The gateway can be reached from within the mesos cluster via <scaleio-gw name>.marathon.mesos
. To be able to know the the port of the container, you have to use currently a defined host port
. Using a VIP
is investigated.
Please have a look at the sample marathon file scaleio-gw.json
.
When using Docker Swarm with RexRay and ScaleIO, it is desired to have a high available ScaleIO Gateway.
One can start the ScaleIO Gateway Docker image on the swarm cluster with following command.
sudo docker service create --replicas 2 --name=scaleio-gw -p 8443:443 -e GW_PASSWORD=<gw password> -e MDM1_IP_ADDRESS=<mdm1 ip address> -e MDM2_IP_ADDRESS=<mdm2 ip address> -e TRUST_MDM_CRT=true vchrisb/scaleio-gw
The gateway is reachable by accessing any of the swarm nodes on port 8443
. This is possible by swarms network feature.

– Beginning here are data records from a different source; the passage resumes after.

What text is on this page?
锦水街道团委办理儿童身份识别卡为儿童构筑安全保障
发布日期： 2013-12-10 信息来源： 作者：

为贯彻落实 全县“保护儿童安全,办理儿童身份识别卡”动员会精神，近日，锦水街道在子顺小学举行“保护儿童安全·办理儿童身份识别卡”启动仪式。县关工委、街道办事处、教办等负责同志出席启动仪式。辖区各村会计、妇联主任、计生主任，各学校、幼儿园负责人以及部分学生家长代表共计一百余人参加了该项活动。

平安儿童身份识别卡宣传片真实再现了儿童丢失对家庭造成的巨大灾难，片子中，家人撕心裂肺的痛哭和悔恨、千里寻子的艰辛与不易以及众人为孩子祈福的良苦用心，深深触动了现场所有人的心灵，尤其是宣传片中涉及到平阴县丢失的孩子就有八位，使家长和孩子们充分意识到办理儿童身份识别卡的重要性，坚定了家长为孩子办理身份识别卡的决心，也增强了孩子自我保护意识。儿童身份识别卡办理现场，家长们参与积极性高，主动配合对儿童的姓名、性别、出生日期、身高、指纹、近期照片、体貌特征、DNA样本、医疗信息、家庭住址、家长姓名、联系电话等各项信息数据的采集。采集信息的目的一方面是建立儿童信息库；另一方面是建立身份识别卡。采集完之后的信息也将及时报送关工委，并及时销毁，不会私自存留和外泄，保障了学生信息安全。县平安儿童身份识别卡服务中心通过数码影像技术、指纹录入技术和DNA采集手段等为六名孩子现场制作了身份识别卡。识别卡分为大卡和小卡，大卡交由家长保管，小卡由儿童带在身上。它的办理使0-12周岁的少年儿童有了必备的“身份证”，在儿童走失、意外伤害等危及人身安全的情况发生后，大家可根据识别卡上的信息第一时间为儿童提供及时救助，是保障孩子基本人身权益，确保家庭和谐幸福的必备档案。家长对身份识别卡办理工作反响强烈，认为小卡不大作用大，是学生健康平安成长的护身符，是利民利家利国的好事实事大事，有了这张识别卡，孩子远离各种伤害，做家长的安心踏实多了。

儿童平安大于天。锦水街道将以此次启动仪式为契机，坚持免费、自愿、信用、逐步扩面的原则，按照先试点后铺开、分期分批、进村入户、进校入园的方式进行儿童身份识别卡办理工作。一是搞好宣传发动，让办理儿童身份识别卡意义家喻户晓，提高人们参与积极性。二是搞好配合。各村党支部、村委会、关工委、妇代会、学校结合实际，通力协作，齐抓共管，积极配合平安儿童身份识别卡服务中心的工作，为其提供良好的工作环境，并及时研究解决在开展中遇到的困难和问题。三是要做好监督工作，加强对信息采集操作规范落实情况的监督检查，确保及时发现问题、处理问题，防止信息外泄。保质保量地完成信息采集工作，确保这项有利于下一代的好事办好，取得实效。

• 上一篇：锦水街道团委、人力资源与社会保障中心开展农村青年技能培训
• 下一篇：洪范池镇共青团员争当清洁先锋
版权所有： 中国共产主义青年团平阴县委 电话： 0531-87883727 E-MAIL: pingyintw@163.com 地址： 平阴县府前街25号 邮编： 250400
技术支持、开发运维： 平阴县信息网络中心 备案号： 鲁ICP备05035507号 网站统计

An example RexRay configuration could look like:
libstorage:
service: scaleio
scaleio:
endpoint: https://127.0.0.1:8443/api
insecure: true
usecerts: true
userName: admin
password: Scaleio123
systemName: Vagrant
protectionDomainName: pd1
storagePoolName: sp1
thinOrThick: ThinProvisioned
For testing the scaleio gateway docker image with docker swarm, you can try out vagrant-swarm
If you need generic help with the ScaleIO Gateway please reach out to the ScaleIO Community or the EMC CodeCommunity on Slack in the scaleio_rest
channel.
For problems or questions regarding the Docker Image please report an issue on GitHub.
This is not an official EMC product/solution. Use at your own risk!